A number of general conclusions can be drawn from this analysis:

Bioenergy technology coverage and characterizations vary substantially

While most models include biobased electricity and liquid biofuels, their coverage of other technology pathways (hydrogen, gasses) is limited. This is particularly important concerning biogases since all the models that include this technology (BET, MESSAGEix-GLOBIOM, and REMIND-MAgPIE) tend to adopt it to some extent. Furthermore, while all models include a CCS option for bioelectricity, this is not the case for liquids and hydrogen. Concerning the scaling-up of advanced bioenergy technologies, besides competition with other energy options (fossil, renewable, nuclear), IAMs have limits on the annual growth of given technologies. These differ across models and are based either on limits on allowed growth rates, adjusted costs depending on desired growth, or in the case of CCS technologies, depletion of geologic storage. Logistical issues which may hamper the large-scale utilization of bioenergy such as seasonality and pre-processing of feedstocks are not explicitly dealt with in any of the models.

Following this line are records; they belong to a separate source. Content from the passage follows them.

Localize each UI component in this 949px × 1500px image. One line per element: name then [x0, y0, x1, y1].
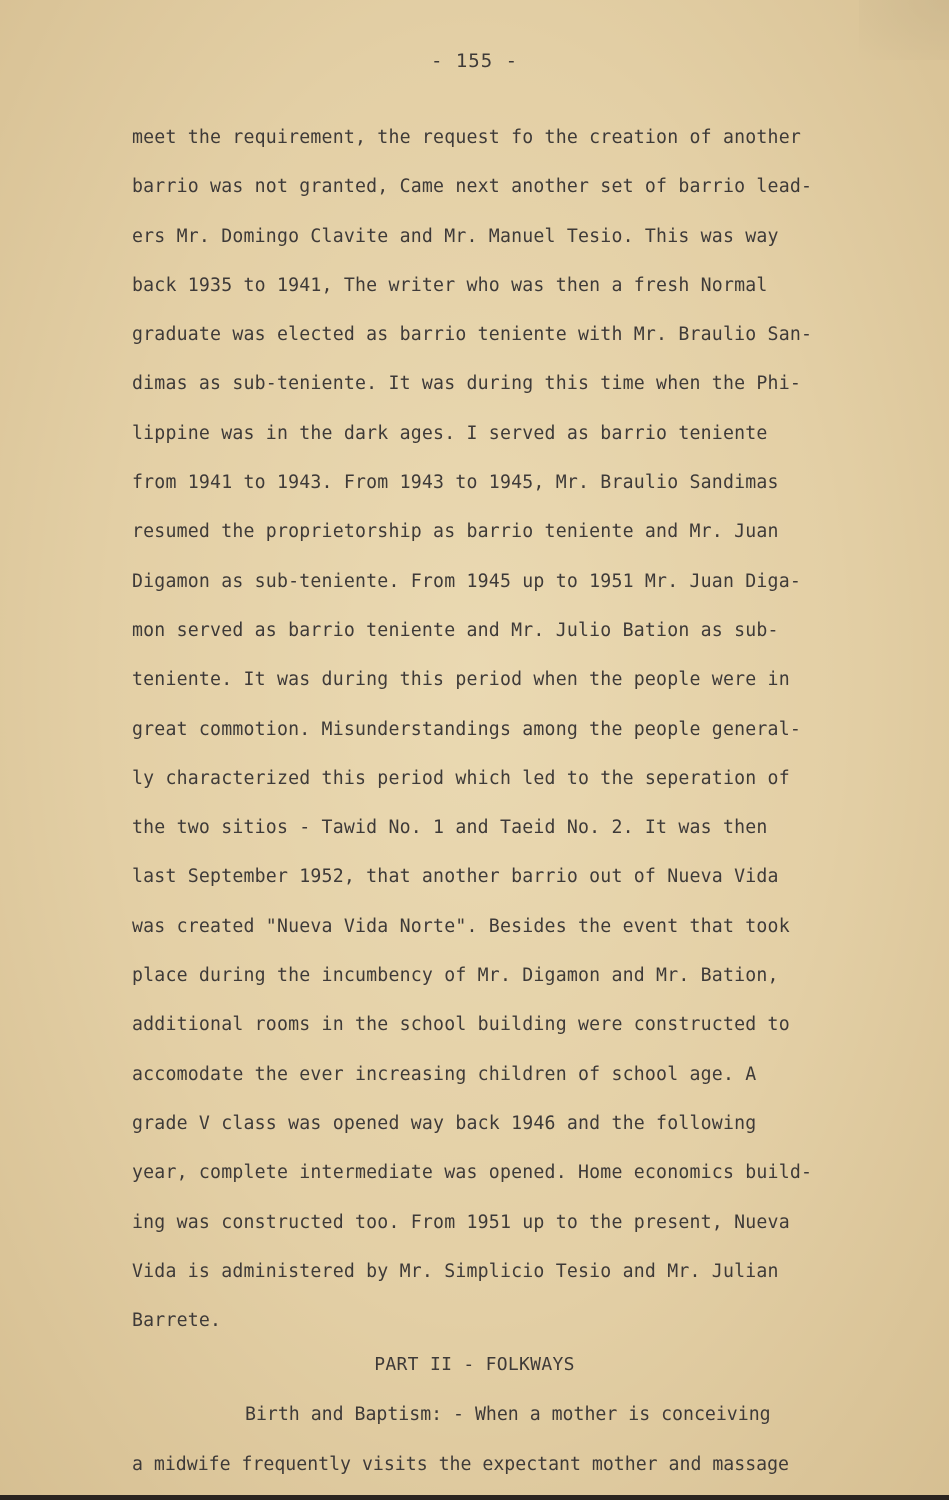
text-line: ers Mr. Domingo Clavite and Mr. Manuel Tesio. This was way — [132, 225, 779, 247]
text-line: a midwife frequently visits the expectant mother and massage — [132, 1454, 789, 1475]
text-line: additional rooms in the school building were constructed to — [132, 1014, 790, 1036]
text-line: barrio was not granted, Came next another set of barrio lead- — [132, 176, 813, 198]
text-line: accomodate the ever increasing children of school age. A — [132, 1063, 757, 1085]
text-line: resumed the proprietorship as barrio teniente and Mr. Juan — [132, 521, 779, 543]
text-line: from 1941 to 1943. From 1943 to 1945, Mr. Braulio Sandimas — [132, 472, 779, 494]
page-bottom-edge — [0, 1495, 949, 1500]
text-line: last September 1952, that another barrio out of Nueva Vida — [132, 866, 779, 888]
text-line: grade V class was opened way back 1946 and the following — [132, 1112, 757, 1134]
text-line: year, complete intermediate was opened. Home economics build- — [132, 1162, 813, 1184]
section-heading: PART II - FOLKWAYS — [374, 1354, 575, 1375]
text-line: back 1935 to 1941, The writer who was then a fresh Normal — [132, 274, 768, 296]
text-line: Digamon as sub-teniente. From 1945 up to 1951 Mr. Juan Diga- — [132, 570, 801, 592]
text-line: ing was constructed too. From 1951 up to the present, Nueva — [132, 1211, 790, 1233]
text-line: graduate was elected as barrio teniente with Mr. Braulio San- — [132, 324, 813, 346]
text-line: great commotion. Misunderstandings among the people general- — [132, 718, 801, 740]
text-line: meet the requirement, the request fo the creation of another — [132, 127, 801, 148]
subsection-line: Birth and Baptism: - When a mother is conceiving — [245, 1404, 771, 1425]
body-text — [132, 118, 892, 1350]
text-line: was created "Nueva Vida Norte". Besides the event that took — [132, 915, 790, 937]
text-line: lippine was in the dark ages. I served as barrio teniente — [132, 422, 768, 444]
page-number: - 155 - — [430, 50, 519, 72]
text-line: the two sitios - Tawid No. 1 and Taeid No. 2. It was then — [132, 817, 768, 839]
text-line: Barrete. — [132, 1310, 222, 1332]
text-line: place during the incumbency of Mr. Digamon and Mr. Bation, — [132, 965, 779, 987]
text-line: ly characterized this period which led to the seperation of — [132, 767, 790, 789]
text-line: mon served as barrio teniente and Mr. Julio Bation as sub- — [132, 619, 779, 641]
text-line: teniente. It was during this period when the people were in — [132, 669, 790, 691]
text-line: Vida is administered by Mr. Simplicio Tesio and Mr. Julian — [132, 1260, 779, 1282]
text-line: dimas as sub-teniente. It was during this time when the Phi- — [132, 373, 801, 395]
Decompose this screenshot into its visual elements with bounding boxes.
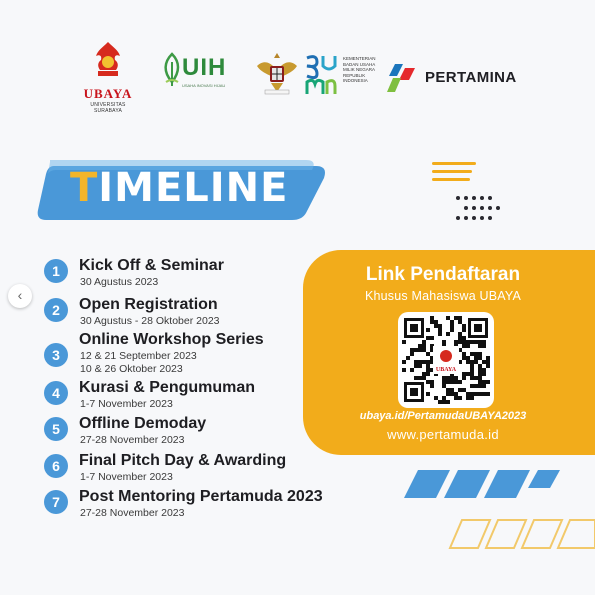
timeline-banner: [36, 158, 331, 220]
step-date-line: 12 & 21 September 2023: [80, 350, 197, 362]
step-title: Online Workshop Series: [79, 331, 264, 348]
step-date: [80, 350, 197, 376]
page-title: [70, 165, 288, 211]
step-date: 1-7 November 2023: [80, 471, 173, 483]
card-subtitle: Khusus Mahasiswa UBAYA: [364, 289, 522, 303]
qr-center-label: UBAYA: [435, 367, 457, 373]
sponsor-logos: [70, 40, 540, 114]
step-title: Final Pitch Day & Awarding: [79, 452, 287, 469]
qr-code-icon: [402, 316, 490, 404]
uih-subtext: USAHA INOVASI HIJAU: [182, 83, 226, 88]
pertamina-mark-icon: [385, 62, 421, 94]
stripe-decoration: [400, 462, 595, 557]
bumn-line: KEMENTERIAN: [343, 56, 376, 61]
chevron-left-icon: ‹: [17, 287, 23, 303]
registration-card: [303, 250, 595, 455]
step-title: Kurasi & Pengumuman: [79, 379, 256, 396]
step-date: 1-7 November 2023: [80, 398, 173, 410]
ubaya-emblem-icon: [88, 40, 128, 80]
step-date: 27-28 November 2023: [80, 507, 185, 519]
step-date: 30 Agustus - 28 Oktober 2023: [80, 315, 220, 327]
uih-logo: [160, 52, 240, 93]
step-title: Kick Off & Seminar: [79, 257, 224, 274]
step-title: Post Mentoring Pertamuda 2023: [79, 488, 323, 505]
step-number-badge: 5: [44, 417, 68, 441]
pertamina-wordmark: PERTAMINA: [425, 69, 517, 86]
step-title: Open Registration: [79, 296, 218, 313]
bumn-line: BADAN USAHA: [343, 61, 376, 67]
garuda-logo: [255, 50, 299, 96]
bumn-subtext: [343, 56, 391, 84]
title-first-letter: T: [70, 165, 99, 211]
pertamina-logo: [385, 62, 545, 96]
qr-code[interactable]: [398, 312, 494, 408]
garuda-pancasila-icon: [255, 50, 299, 96]
carousel-prev-button[interactable]: [8, 284, 32, 308]
bumn-line: INDONESIA: [343, 78, 368, 83]
registration-link[interactable]: ubaya.id/PertamudaUBAYA2023: [359, 410, 527, 422]
ubaya-logo: [76, 40, 140, 114]
step-number-badge: 3: [44, 343, 68, 367]
leaf-icon: [160, 52, 184, 88]
step-date-line: 10 & 26 Oktober 2023: [80, 363, 183, 375]
card-title: Link Pendaftaran: [365, 264, 521, 285]
step-number-badge: 1: [44, 259, 68, 283]
step-number-badge: 4: [44, 381, 68, 405]
step-date: 27-28 November 2023: [80, 434, 185, 446]
uih-wordmark: UIH: [182, 54, 227, 81]
step-number-badge: 2: [44, 298, 68, 322]
ubaya-subtext: UNIVERSITAS SURABAYA: [90, 102, 126, 114]
step-date: 30 Agustus 2023: [80, 276, 159, 288]
website-link[interactable]: www.pertamuda.id: [387, 427, 499, 442]
step-number-badge: 6: [44, 454, 68, 478]
bumn-line: MILIK NEGARA: [343, 67, 376, 72]
step-number-badge: 7: [44, 490, 68, 514]
step-title: Offline Demoday: [79, 415, 207, 432]
dot-pattern-decoration: [430, 160, 510, 230]
bumn-mark-icon: [303, 52, 339, 98]
bumn-logo: [303, 52, 393, 100]
bumn-line: REPUBLIK: [343, 72, 366, 78]
title-rest: IMELINE: [98, 165, 289, 211]
ubaya-wordmark: UBAYA: [83, 86, 133, 101]
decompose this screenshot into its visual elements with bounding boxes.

The technoeconomic assumptions of IAM models are largely in line with bottom-up estimates. However, both model assumptions and bottom-up estimates vary widely

Bioenergy technology capital costs and efficiencies are in line with the literature and expectations of experts assuming annual R&D expenditures more than double over the next few years. These expenditures would have to focus on the development of advanced technologies such as lignocellulosic biofuels and BECCS. If these improvements do not take place, mitigation costs and the model infeasibility of scenarios could increase substantially as shown in Bauer et al. (2018). Though there is limited data on the additional costs of CCS, models appear somewhat optimistic about both the added costs and the efficiency penalty this technology may have.

Bioenergy conversion costs are primarily driven by biomass feedstock costs and CDR payments

In high bioenergy demand projections, most models show a modest reduction in capital and O&M costs over time, with little variation across models. Feedstock costs are the main (and most uncertain) cost component of bioenergy for technologies without CCS. For bioenergy with CCS, payments from CO2 removal could be substantial and more than offset feedstock and other costs.

Variation in bioenergy deployment across models cannot be understood from technology costs alone

While costs may be important for selecting specific facilities, the use of bioenergy in mitigation strategies is driven by a combination of factors. Important determinants include feedstock costs, the availability and costs of alternative mitigation options for different end-uses, the availability of CDR and potential payments, the speed with which large scale changes in the makeup of energy conversion facilities and integration can take place, and the relative demand for different energy services.